The villages of Qara and Nabk both acted as important staging points for the groups that send death-laden cars to Lebanon. As the two villages were liberated, two major routes for smuggling car bombs were severed, and thousands of rockets were stopped from reaching the Lebanese-Syrian border.
Driving out the militants from the Rima Farms near Yabroud has also disrupted a third route used for car bombs. But in the Qalamoun region, two routes remain active: one from Yabroud and another from Rankous. Sources on the ground confirm that the other villages and towns in the Qalamoun region, such as Karras al-Ayn, Asal al-Ward, and Falita, will not hold up in case the Syrian army liberates Yabroud and “contains” the relatively remote town of Rankous.
So far, the main anti-Hezbollah factions in the war are basing their operations in the Qalamoun region. For instance, ISIS imports cars obtained legally from Lebanon into Qalamoun, before sending them back rigged with explosives. Security officials believe that ISIS has so far refrained from preparing car bombs in Lebanon to avoid jeopardizing its freedom of movement in certain areas of Lebanon where the radical group has active cells.
According to sources on the ground, expelling the group and its allies in the Syrian opposition from Qalamoun would plug the main source of car bombs sent to Lebanon. Yet no security officials claim that if the opposition were successfully expelled it would completely stop it from carrying out terror attacks in Lebanon. However, the Syrian opposition would indeed have to find new staging grounds for its cross-border operations.
Until that happens, the Lebanese town of Ersal will remain the principal corridor for explosives coming from the Qalamoun Mountains.

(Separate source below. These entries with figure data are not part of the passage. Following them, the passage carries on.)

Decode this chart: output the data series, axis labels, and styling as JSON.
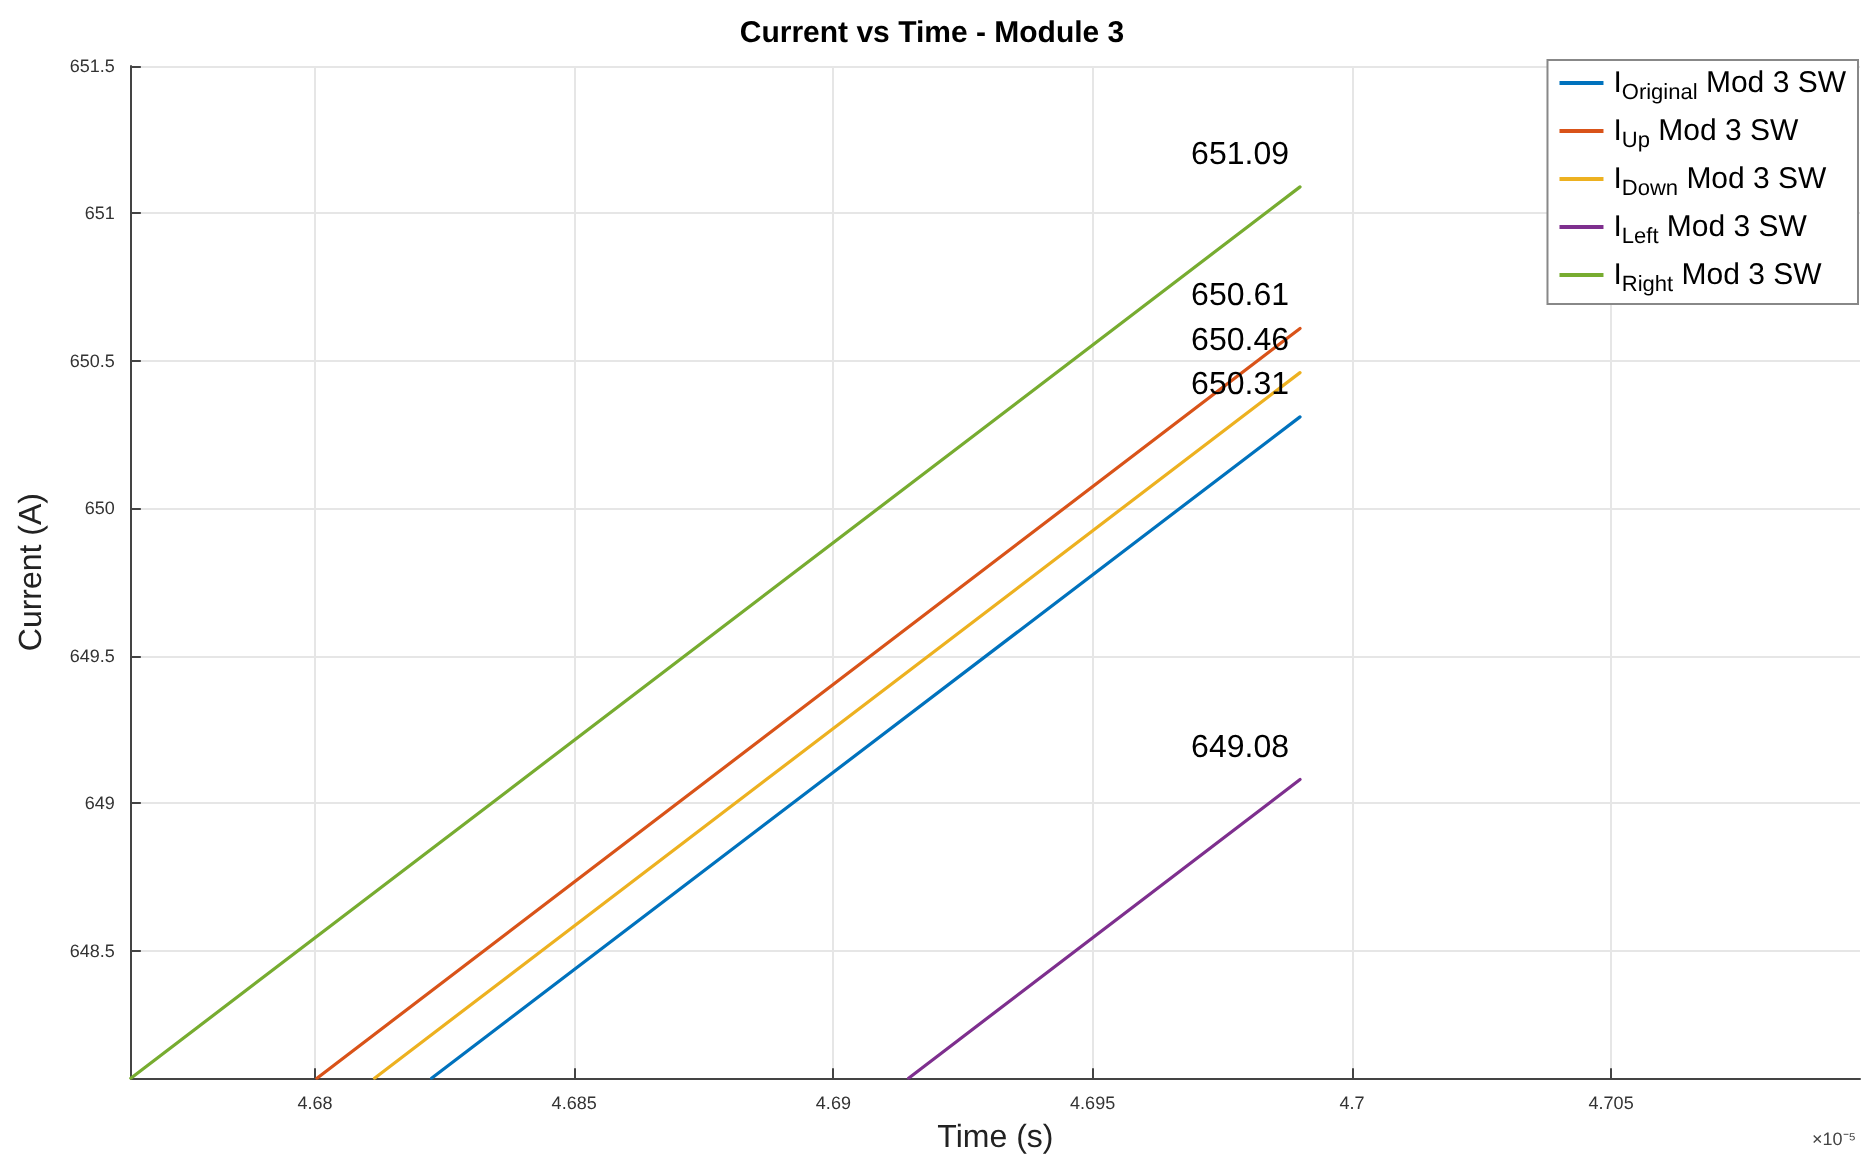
{
  "chart_data": {
    "type": "line",
    "title": "Current vs Time - Module 3",
    "xlabel": "Time (s)",
    "ylabel": "Current (A)",
    "annotations": [
      "×10⁻⁵"
    ],
    "xlim": [
      4.67645,
      4.7098
    ],
    "xticks": [
      4.68,
      4.685,
      4.69,
      4.695,
      4.7,
      4.705
    ],
    "ylim": [
      648.067,
      651.5
    ],
    "yticks": [
      648.5,
      649,
      649.5,
      650,
      650.5,
      651,
      651.5
    ],
    "grid": true,
    "legend": "top right",
    "series": [
      {
        "name": "I$_{Original}$ Mod 3 SW",
        "color": "#0072bd",
        "x": [
          4.68225,
          4.699
        ],
        "values": [
          648.067,
          650.31
        ],
        "value_labels": [
          null,
          "650.31"
        ]
      },
      {
        "name": "I$_{Up}$ Mod 3 SW",
        "color": "#d95319",
        "x": [
          4.68004,
          4.699
        ],
        "values": [
          648.067,
          650.61
        ],
        "value_labels": [
          null,
          "650.61"
        ]
      },
      {
        "name": "I$_{Down}$ Mod 3 SW",
        "color": "#edb120",
        "x": [
          4.68115,
          4.699
        ],
        "values": [
          648.067,
          650.46
        ],
        "value_labels": [
          null,
          "650.46"
        ]
      },
      {
        "name": "I$_{Left}$ Mod 3 SW",
        "color": "#7e2f8e",
        "x": [
          4.69145,
          4.699
        ],
        "values": [
          648.067,
          649.08
        ],
        "value_labels": [
          null,
          "649.08"
        ]
      },
      {
        "name": "I$_{Right}$ Mod 3 SW",
        "color": "#77ac30",
        "x": [
          4.67645,
          4.699
        ],
        "values": [
          648.067,
          651.09
        ],
        "value_labels": [
          null,
          "651.09"
        ]
      }
    ]
  }
}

The town is no longer under the control of Mayor Ali Houjeiri, thanks to the sway al-Nusra and ISIS, which have found supporters among the town’s residents and Syrian refugees. Naturally, we are not talking here about all Ersal residents, but about a strong and cohesive group clustered around a certain prominent figure in the town.

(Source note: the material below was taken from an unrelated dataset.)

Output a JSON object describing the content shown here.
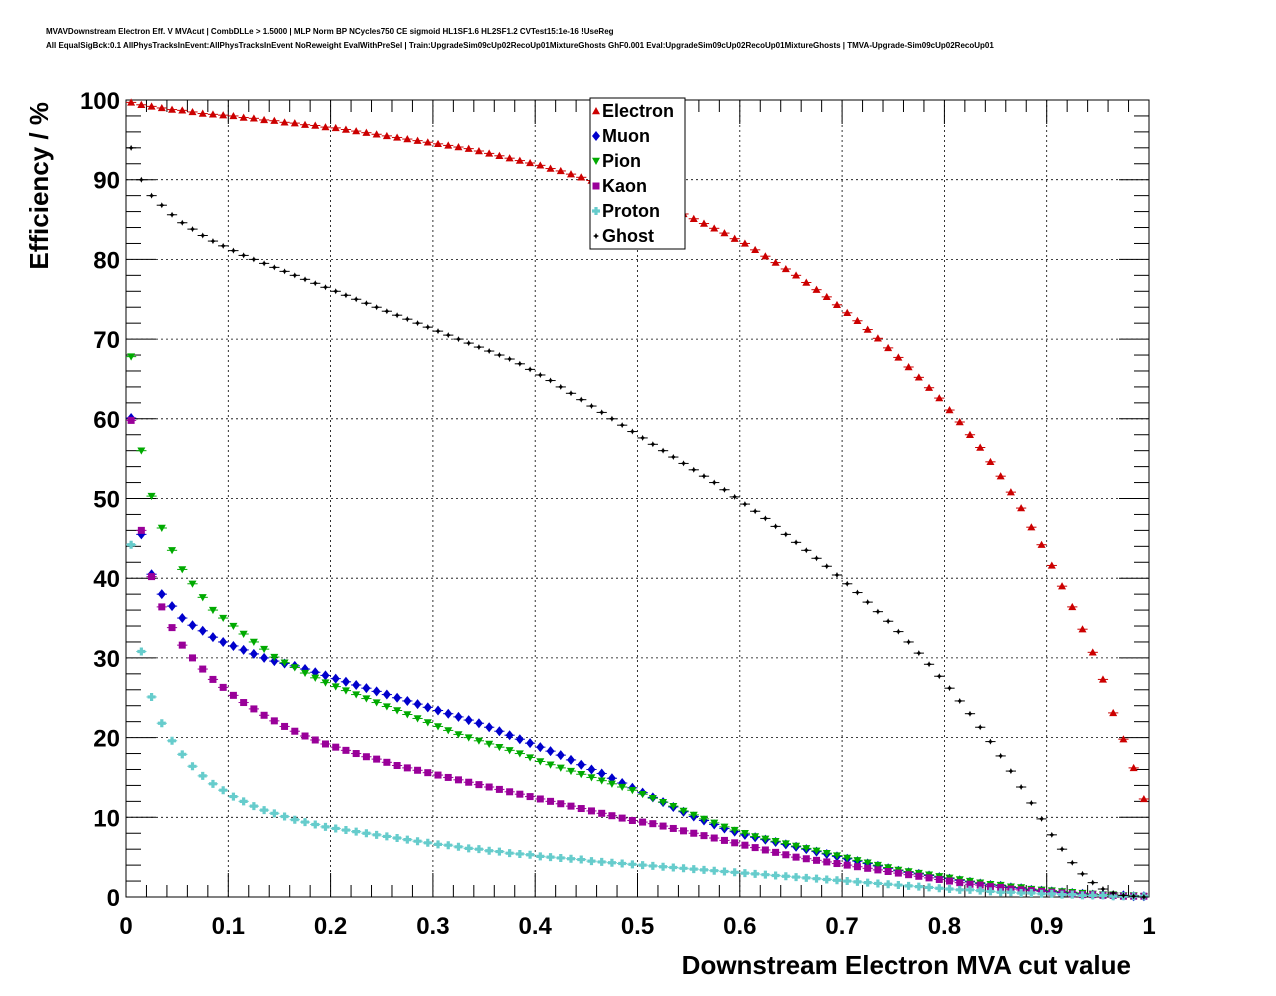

No one has yet stepped in to deter these people. The faction affiliated with the mayor in Ersal is powerless to stand up to al-Nusra’s supporters and does not want a conflagration to erupt in the town.
Hezbollah alone is trying to stop car bombs from traversing the Eastern Mountain Range. Over the past several months, Hezbollah quietly stopped several planned attacks from taking place, thwarting a terror plot in Maamoura and then Maqneh.
On Tuesday morning, a car blew up, but not where the terrorists intended, according to security officials. A long time will pass before the details of the operation come to light. Meanwhile, Hezbollah’s shadow war for deterrence will last for a longer time.
This article is an edited translation from the Arabic Edition.